Adı konmamış bu şikayetler uzadıkça kuru öksürük, nefes darlığı gibi astımsı belirtilere döner, hem kişinin kendisi hem de etrafı için tedirginlik yaratır. Ayrıca sürekli yüzümüz gözümüz ile uğraştıkça diğer etkenlerin bulaşmasına neden olur. Peki alerjiyi virüsten nasıl ayırırız? Basitçe alerjide ateş ve yaygın-şiddetli kas eklem ağrısı olmaz” ifadelerini kullandı.

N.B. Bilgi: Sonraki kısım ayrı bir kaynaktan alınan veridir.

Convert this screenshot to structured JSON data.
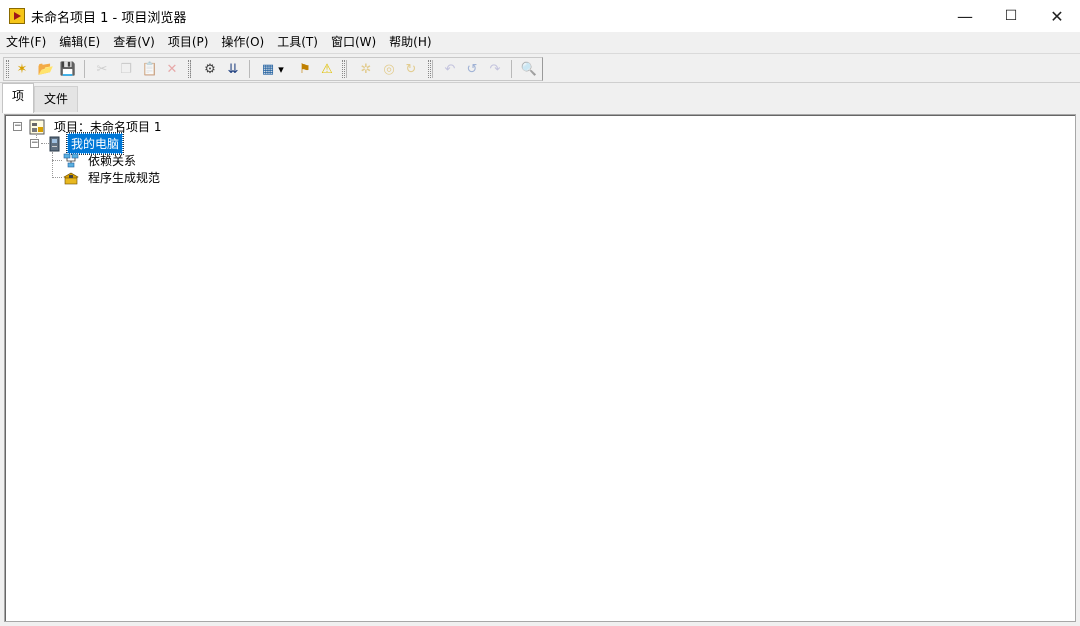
{
  "window": {
    "title": "未命名项目 1 - 项目浏览器",
    "controls": {
      "minimize": "—",
      "maximize": "☐",
      "close": "✕"
    }
  },
  "menu": [
    {
      "label": "文件(F)"
    },
    {
      "label": "编辑(E)"
    },
    {
      "label": "查看(V)"
    },
    {
      "label": "项目(P)"
    },
    {
      "label": "操作(O)"
    },
    {
      "label": "工具(T)"
    },
    {
      "label": "窗口(W)"
    },
    {
      "label": "帮助(H)"
    }
  ],
  "toolbar": {
    "buttons": [
      {
        "name": "new-icon",
        "glyph": "✶",
        "color": "#d8a000",
        "enabled": true
      },
      {
        "name": "open-icon",
        "glyph": "📂",
        "color": "#e0b000",
        "enabled": true
      },
      {
        "name": "save-all-icon",
        "glyph": "💾",
        "color": "#2040a0",
        "enabled": true
      },
      {
        "name": "cut-icon",
        "glyph": "✂",
        "color": "#b0b0b0",
        "enabled": false
      },
      {
        "name": "copy-icon",
        "glyph": "❐",
        "color": "#b0b0b0",
        "enabled": false
      },
      {
        "name": "paste-icon",
        "glyph": "📋",
        "color": "#b0b0b0",
        "enabled": false
      },
      {
        "name": "delete-icon",
        "glyph": "✕",
        "color": "#e07070",
        "enabled": false
      },
      {
        "name": "build-icon",
        "glyph": "⚙",
        "color": "#404040",
        "enabled": true
      },
      {
        "name": "deploy-icon",
        "glyph": "⇊",
        "color": "#204080",
        "enabled": true
      },
      {
        "name": "view-icon",
        "glyph": "▦",
        "color": "#2060a0",
        "enabled": true
      },
      {
        "name": "dropdown-arrow-icon",
        "glyph": "▾",
        "color": "#000000",
        "enabled": true
      },
      {
        "name": "properties-icon",
        "glyph": "⚑",
        "color": "#c08000",
        "enabled": true
      },
      {
        "name": "warning-icon",
        "glyph": "⚠",
        "color": "#e0c000",
        "enabled": true
      },
      {
        "name": "resolve-icon",
        "glyph": "✲",
        "color": "#d8b040",
        "enabled": false
      },
      {
        "name": "refresh-icon",
        "glyph": "◎",
        "color": "#d8b040",
        "enabled": false
      },
      {
        "name": "folder-sync-icon",
        "glyph": "↻",
        "color": "#d8b040",
        "enabled": false
      },
      {
        "name": "undo-icon",
        "glyph": "↶",
        "color": "#a0a0d0",
        "enabled": false
      },
      {
        "name": "undo-arrow-icon",
        "glyph": "↺",
        "color": "#6080c0",
        "enabled": false
      },
      {
        "name": "redo-icon",
        "glyph": "↷",
        "color": "#a0a0d0",
        "enabled": false
      },
      {
        "name": "find-icon",
        "glyph": "🔍",
        "color": "#a0a0d0",
        "enabled": false
      }
    ]
  },
  "tabs": [
    {
      "label": "项",
      "active": true
    },
    {
      "label": "文件",
      "active": false
    }
  ],
  "tree": {
    "root": {
      "label": "项目：未命名项目 1",
      "expander": "⊟",
      "icon": "project-icon"
    },
    "computer": {
      "label": "我的电脑",
      "expander": "⊟",
      "icon": "computer-icon",
      "selected": true
    },
    "children": [
      {
        "label": "依赖关系",
        "icon": "dependencies-icon"
      },
      {
        "label": "程序生成规范",
        "icon": "build-spec-icon"
      }
    ]
  }
}
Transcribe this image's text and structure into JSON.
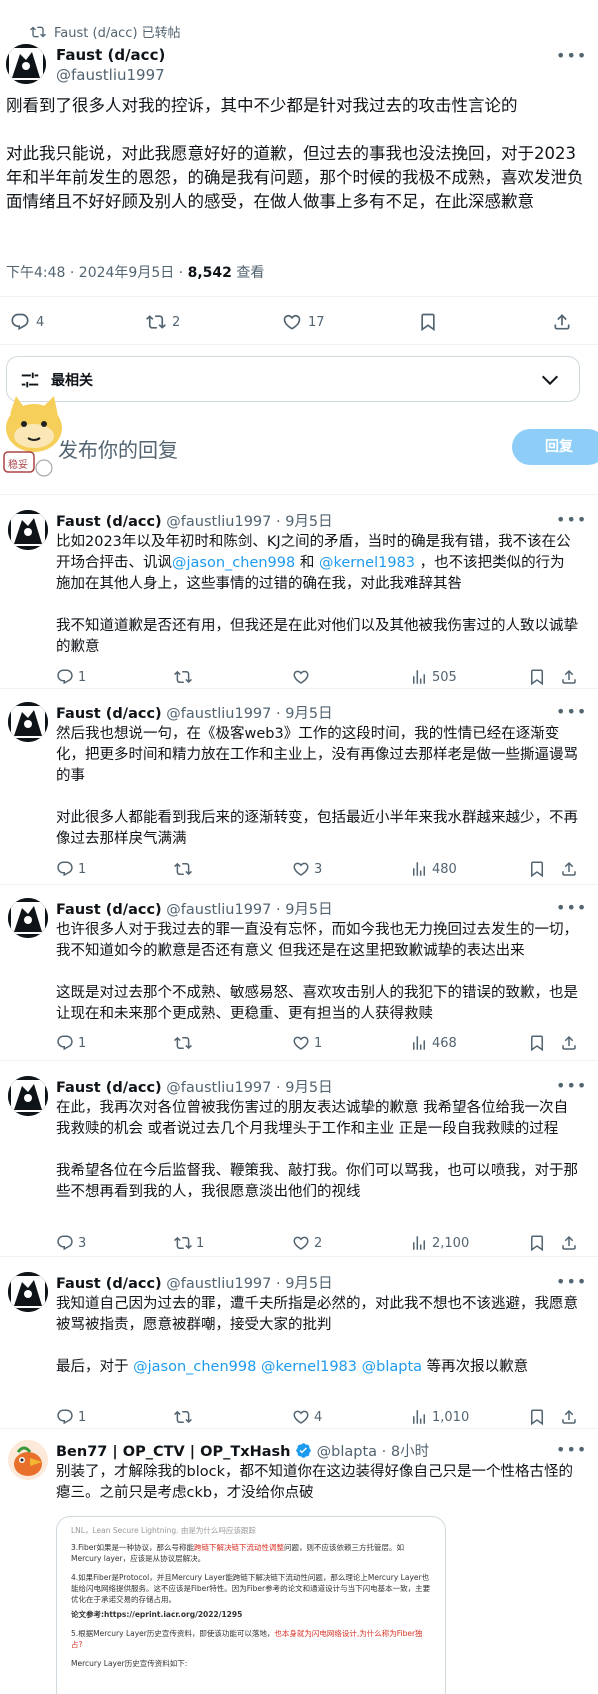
{
  "main_tweet": {
    "retweeted_by": "Faust (d/acc) 已转帖",
    "author_name": "Faust (d/acc)",
    "author_handle": "@faustliu1997",
    "paragraphs": [
      "刚看到了很多人对我的控诉，其中不少都是针对我过去的攻击性言论的",
      "对此我只能说，对此我愿意好好的道歉，但过去的事我也没法挽回，对于2023年和半年前发生的恩怨，的确是我有问题，那个时候的我极不成熟，喜欢发泄负面情绪且不好好顾及别人的感受，在做人做事上多有不足，在此深感歉意"
    ],
    "timestamp": "下午4:48 · 2024年9月5日 · ",
    "views": "8,542",
    "views_label": " 查看",
    "replies": "4",
    "retweets": "2",
    "likes": "17"
  },
  "sort": {
    "label": "最相关"
  },
  "compose": {
    "placeholder": "发布你的回复",
    "reply_button": "回复",
    "sticker_text": "稳妥"
  },
  "replies": [
    {
      "name": "Faust (d/acc)",
      "handle": "@faustliu1997 · 9月5日",
      "para1_a": "比如2023年以及年初时和陈剑、KJ之间的矛盾，当时的确是我有错，我不该在公开场合抨击、讥讽",
      "mention1": "@jason_chen998",
      "para1_b": " 和 ",
      "mention2": "@kernel1983",
      "para1_c": " ，也不该把类似的行为施加在其他人身上，这些事情的过错的确在我，对此我难辞其咎",
      "para2": "我不知道道歉是否还有用，但我还是在此对他们以及其他被我伤害过的人致以诚挚的歉意",
      "replies": "1",
      "retweets": "",
      "likes": "",
      "views": "505"
    },
    {
      "name": "Faust (d/acc)",
      "handle": "@faustliu1997 · 9月5日",
      "para1": "然后我也想说一句，在《极客web3》工作的这段时间，我的性情已经在逐渐变化，把更多时间和精力放在工作和主业上，没有再像过去那样老是做一些撕逼谩骂的事",
      "para2": "对此很多人都能看到我后来的逐渐转变，包括最近小半年来我水群越来越少，不再像过去那样戾气满满",
      "replies": "1",
      "retweets": "",
      "likes": "3",
      "views": "480"
    },
    {
      "name": "Faust (d/acc)",
      "handle": "@faustliu1997 · 9月5日",
      "para1": "也许很多人对于我过去的罪一直没有忘怀，而如今我也无力挽回过去发生的一切，我不知道如今的歉意是否还有意义 但我还是在这里把致歉诚挚的表达出来",
      "para2": "这既是对过去那个不成熟、敏感易怒、喜欢攻击别人的我犯下的错误的致歉，也是让现在和未来那个更成熟、更稳重、更有担当的人获得救赎",
      "replies": "1",
      "retweets": "",
      "likes": "1",
      "views": "468"
    },
    {
      "name": "Faust (d/acc)",
      "handle": "@faustliu1997 · 9月5日",
      "para1": "在此，我再次对各位曾被我伤害过的朋友表达诚挚的歉意 我希望各位给我一次自我救赎的机会 或者说过去几个月我埋头于工作和主业 正是一段自我救赎的过程",
      "para2": "我希望各位在今后监督我、鞭策我、敲打我。你们可以骂我，也可以喷我，对于那些不想再看到我的人，我很愿意淡出他们的视线",
      "replies": "3",
      "retweets": "1",
      "likes": "2",
      "views": "2,100"
    },
    {
      "name": "Faust (d/acc)",
      "handle": "@faustliu1997 · 9月5日",
      "para1": "我知道自己因为过去的罪，遭千夫所指是必然的，对此我不想也不该逃避，我愿意被骂被指责，愿意被群嘲，接受大家的批判",
      "para2_a": "最后，对于 ",
      "m1": "@jason_chen998",
      "m2": "@kernel1983",
      "m3": "@blapta",
      "para2_b": " 等再次报以歉意",
      "replies": "1",
      "retweets": "",
      "likes": "4",
      "views": "1,010"
    },
    {
      "name": "Ben77 | OP_CTV | OP_TxHash",
      "handle": "@blapta · 8小时",
      "body": "别装了，才解除我的block，都不知道你在这边装得好像自己只是一个性格古怪的瘪三。之前只是考虑ckb，才没给你点破"
    }
  ],
  "embed_doc": {
    "line0": "LNL，Lean Secure Lightning. 由是为什么吗应该跟踪",
    "line1a": "3.Fiber如果是一种协议，那么号称能",
    "line1b": "跨链下解决链下流动性调整",
    "line1c": "问题，则不应该依赖三方托管层。如Mercury layer，应该是从协议层解决。",
    "line2": "4.如果Fiber是Protocol，并且Mercury Layer能跨链下解决链下流动性问题，那么理论上Mercury Layer也能给闪电网络提供服务。这不应该是Fiber特性。因为Fiber参考的论文和通道设计与当下闪电基本一致，主要优化在于承诺交易的存储占用。",
    "line3": "论文参考:https://eprint.iacr.org/2022/1295",
    "line4a": "5.根据Mercury Layer历史宣传资料，即使该功能可以落地，",
    "line4b": "也本身就为闪电网络设计,为什么称为Fiber独占?",
    "line5": "Mercury Layer历史宣传资料如下:"
  }
}
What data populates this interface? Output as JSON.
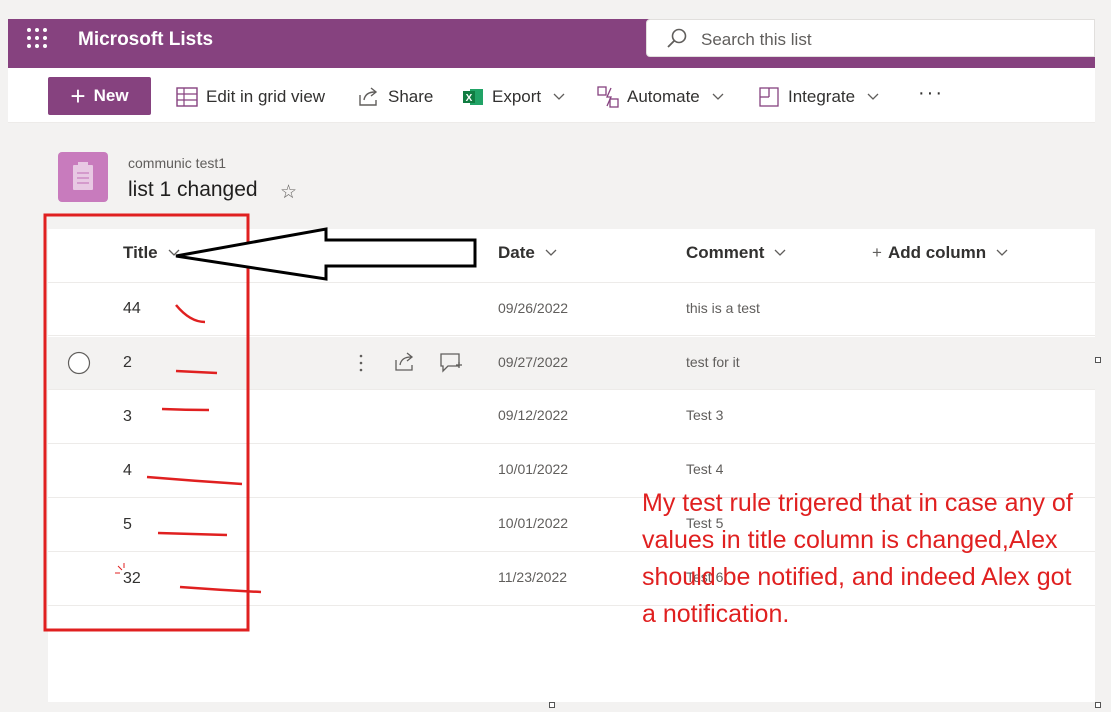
{
  "header": {
    "app_title": "Microsoft Lists",
    "search_placeholder": "Search this list"
  },
  "commandbar": {
    "new_label": "New",
    "edit_grid_label": "Edit in grid view",
    "share_label": "Share",
    "export_label": "Export",
    "automate_label": "Automate",
    "integrate_label": "Integrate",
    "more_label": "···"
  },
  "list": {
    "site_name": "communic test1",
    "list_name": "list 1 changed",
    "favorite_icon": "☆"
  },
  "columns": {
    "title": "Title",
    "date": "Date",
    "comment": "Comment",
    "add_column": "Add column"
  },
  "rows": [
    {
      "title": "44",
      "date": "09/26/2022",
      "comment": "this is a test"
    },
    {
      "title": "2",
      "date": "09/27/2022",
      "comment": "test for it"
    },
    {
      "title": "3",
      "date": "09/12/2022",
      "comment": "Test 3"
    },
    {
      "title": "4",
      "date": "10/01/2022",
      "comment": "Test 4"
    },
    {
      "title": "5",
      "date": "10/01/2022",
      "comment": "Test 5"
    },
    {
      "title": "32",
      "date": "11/23/2022",
      "comment": "Test 6"
    }
  ],
  "annotation": {
    "text": "My test rule trigered that in case any of values in title column is changed,Alex should be notified, and indeed Alex got a notification."
  },
  "colors": {
    "brand": "#86427f",
    "annotation_red": "#e02020"
  }
}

Bağışıklığı güçlü tutmak şart
Beslenme şeklinin de çok önemli olduğunu dile getiren Akyol sözlerine şöyle devam etti:
- “Kişiler bu dönemde kendilerine alerji yapmadığını bildikleri yüksek c vitamin kaynağı yaz meyve-sebzelerini bolca tüketmeli. Aynı zamanda havalar ısındı, artık daha çok terleyip sıvı kaybediyoruz, öyleyse yaz moduna geçmeli, toksinlerin rahat atılabilmesi için bol su içmeliyiz. Yine Korona döneminde evlere kapandık, az hareket edip çok uyuduk, hantallaştık, daha erken yatıp kalkmalı, yürümeli, miskinlikten kurtulmalıyız. Ayrıca adeta ikinci beynimizi olan bağırsak mikrobiyotası ve bağışıklık sistemi arasında kuvvetli bir bağ var, dolayısıyla bağırsak florasını destekleyen elma-muz-yoğurt gibi prebiyotik gıdaların ve probiyotiklerin kullanılması alerji hastalarında şikayetlerin azalmasını sağlayabilir. Alerjiyi küçümsemeyin, daha büyük sonuçlar doğurmadan tedaviye başlayın.”